On dit que la vue de ces infortunés campagnards, dont il n’avait jamais eu à se plaindre inspira au partisan un moment de pitié.

Hélas faut-il y croire ? alors ça ne fut qu’un éclair, car nul ordre ne fut donné pour faire cesser le massacre, et à perte de vue, on entendit des tueries, en ricanant les fauves égorgeaient des victimes, comme le crocodile, qui dit-on, pleure quand il croque un enfant… Peu s’échappèrent, on ne poursuivit pas le reste… La leçon était complète, la leçon suffisante… La Fontenelle toujours avisé, avait donné l’ordre de prendre Du Granec vivant… Il pensait à tout, le rusé partisan, et son but nous le découvrirons un jour à venir.

Du Granec fut fait prisonnier, conduit à Douarnenez, et quelques jours renfermé à l’île Tristan.

Trois jours après on le relâchait, et Guy Eder lui disait… Allez, baron du Granec, retirez-vous, soyez prudent désormais, car si le chef de l’union vous pardonne aujourd’hui, une autre fois, il sera inexorable.

Du Granec se le tint pour dit, et s’en fut sans rançon.

Les pauvres diables dupes de l’échauffourée, au nombre d’au moins deux mille, restèrent sans sépultures. Les loups nombreux à cette époque eurent plusieurs journées de ripaille.

Ces évènements lamentables ont-ils complètement disparu dans la mémoire des habitants ? hélas oui… aucune légende ne paraît s’y rapporter, le nom du bandit est resté inconnu, c’est même quelque chose d’extraordinaire, mais quand le soir tombe, tout dans la région se peuple d’êtres indéfinissables et terribles, d’êtres morts dont l’idée jette l’épouvante dans les cœurs les plus braves… et cependant c’est une race vaillante, toujours prête à se jeter au milieu de dangers réels, et elle recule devant des périls imaginaires.

Cette terreur superstitieuse des esprits errants dans la nuit, n’est nulle part plus développée qu’en Basse-Bretagne, a-t-elle sa source dans ces temps qui sont déjà loin dans le passé, ou bien encore, la ferons nous remonter à cette époque inconnue, où d’après une hypothèse récemment émise, certaines parties de la péninsule n’étaient aux âges préhistoriques de la pierre polie, qu’une simple nécropole, cimetière de tout un grand peuple.

Pour suivre l’ordre chronologique, mais rien que pour cela je dirai quelques mots d’une attaque, qui ne fut qu’une simple escarmouche sans importance… quelques mois après le massacre de Plogastel.

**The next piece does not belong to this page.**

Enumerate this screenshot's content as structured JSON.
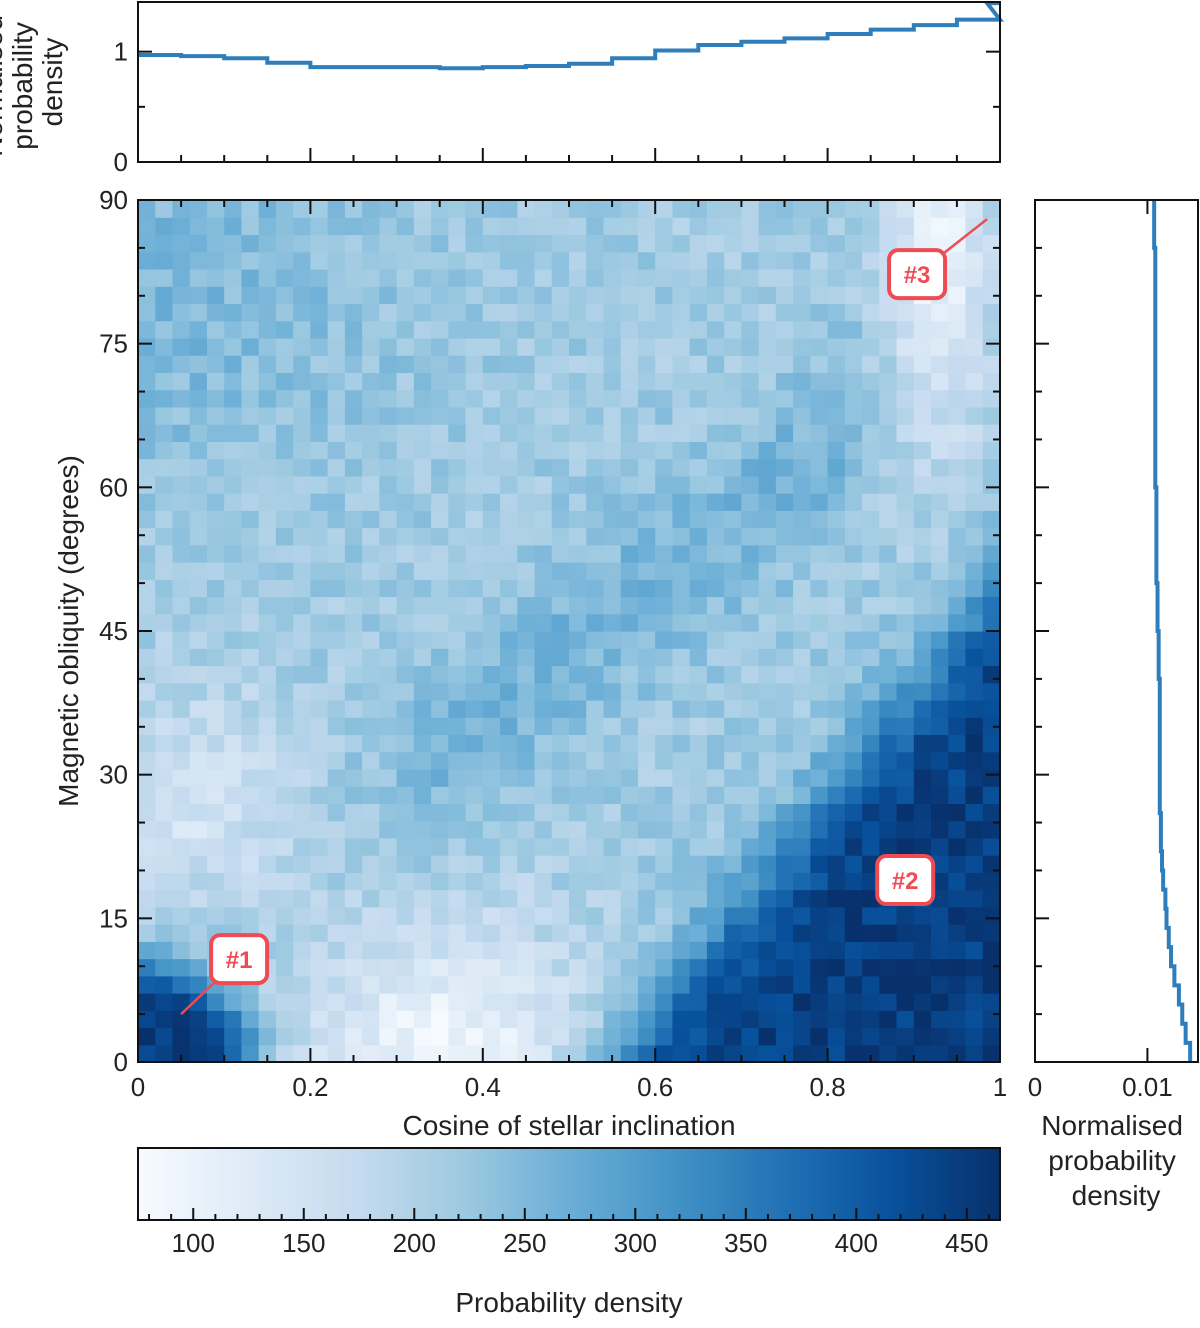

Un capitaine Depré, ou Després avait commandé les royaux à Quimper, alors que Guy Eder passait non loin des murailles qu’il bravait impunément pour se rendre à l’île Tristan : il ne s’était pas opposé au passage des ligueurs… Personne n’en connut le motif, toujours est-il qu’on lui en fit un crime, oui quand le massacre de Plogastel fit du bruit… Il fut mandé à Paris pour ce fait, passa en jugement et cela va sans commentaire, la peine capitale était la conséquence. Pourquoi, demandait-on, tant d’apathie, pourquoi ne s’était-il pas opposé à la construction des forts, pourquoi ne s’était-il pas opposé, n’avait-il pas prévu le massacre des pauvres paysans confédérés, sans expérience. Probablement les plaintes et les raisons de Du Granec humilié ne furent-elles pas étrangères à son arrestation.

Toujours est-il que le châtiment allait avoir son exécution.

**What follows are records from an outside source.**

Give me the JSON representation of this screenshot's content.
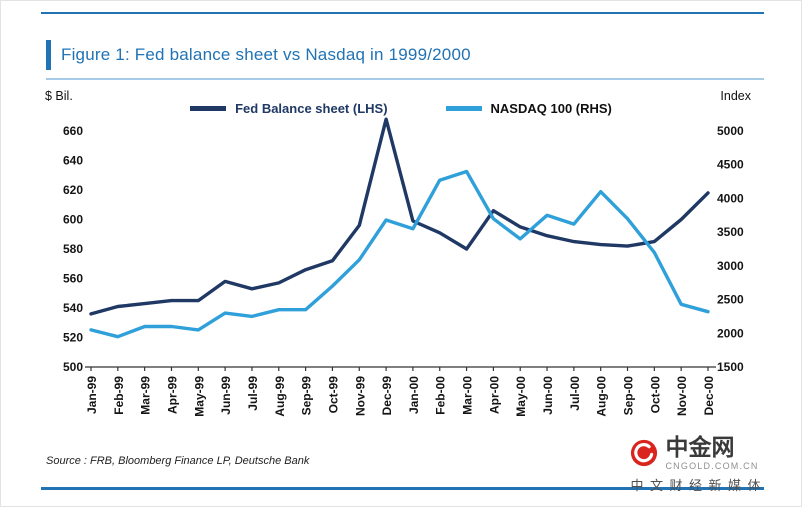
{
  "figure": {
    "title": "Figure 1: Fed balance sheet vs Nasdaq in 1999/2000",
    "source": "Source : FRB, Bloomberg Finance LP, Deutsche Bank"
  },
  "watermark": {
    "brand": "中金网",
    "domain": "CNGOLD.COM.CN",
    "tagline": "中文财经新媒体"
  },
  "colors": {
    "blue": "#2173b4",
    "light_blue_rule": "#a6cbe7",
    "fed_navy": "#1f3864",
    "nasdaq_blue": "#2fa0d9",
    "logo_red": "#d9251d"
  },
  "chart_data": {
    "type": "line",
    "title": "Figure 1: Fed balance sheet vs Nasdaq in 1999/2000",
    "grid": false,
    "legend_position": "top",
    "categories": [
      "Jan-99",
      "Feb-99",
      "Mar-99",
      "Apr-99",
      "May-99",
      "Jun-99",
      "Jul-99",
      "Aug-99",
      "Sep-99",
      "Oct-99",
      "Nov-99",
      "Dec-99",
      "Jan-00",
      "Feb-00",
      "Mar-00",
      "Apr-00",
      "May-00",
      "Jun-00",
      "Jul-00",
      "Aug-00",
      "Sep-00",
      "Oct-00",
      "Nov-00",
      "Dec-00"
    ],
    "left_axis": {
      "label": "$ Bil.",
      "min": 500,
      "max": 660,
      "step": 20
    },
    "right_axis": {
      "label": "Index",
      "min": 1500,
      "max": 5000,
      "step": 500
    },
    "series": [
      {
        "id": "fed-balance-line",
        "name": "Fed Balance sheet (LHS)",
        "axis": "left",
        "color": "#1f3864",
        "values": [
          536,
          541,
          543,
          545,
          545,
          558,
          553,
          557,
          566,
          572,
          596,
          668,
          599,
          591,
          580,
          606,
          595,
          589,
          585,
          583,
          582,
          585,
          600,
          618
        ]
      },
      {
        "id": "nasdaq-line",
        "name": "NASDAQ 100 (RHS)",
        "axis": "right",
        "color": "#2fa0d9",
        "values": [
          2050,
          1950,
          2100,
          2100,
          2050,
          2300,
          2250,
          2350,
          2350,
          2700,
          3090,
          3680,
          3550,
          4270,
          4400,
          3700,
          3400,
          3750,
          3620,
          4100,
          3700,
          3200,
          2430,
          2320
        ]
      }
    ]
  }
}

Des amis influents furent ses avocats, qui plaidèrent avec bonnes raisons à l’appui, l’ignorance et la surprise.

Després, vaillant capitaine, put revenir, mais à la condition expresse de s’emparer de l’île Tristan ou de s’y faire tuer… Il accepta la mission, car sa bravoure ne pouvait faire l’ombre d’un doute. Il se prépara donc à une expédition… La Fontenelle, nous le savons avait des émissaires dans la place de Quimper, qui nous l’avons dit n’était qu’à moitié pour le Béarnais.

L’île était déjà fortifiée ou à peu près quand Després parut à la tête d’un millier de combattants, qui ne connaissaient pas assez les ruses du chef ligueur.

Hardiment, Després s’avance à marée basse… et des soldats embusqués, postés par avance firent feu, et le chef des royaux désarçonné tombe sur le sable… Il avait promis de se faire tuer, il tint sa parole, mais l’épouvante se met parmi les siens.

Bonne leçon dit La Fontenelle, ils sauront désormais à qui ils ont affaire, et je saurai prendre mes précautions à l’avenir.

La terreur du nom s’en accrut d’autant et ce nom était la terreur des royaux, le nom de Guy Eder valait une compagnie.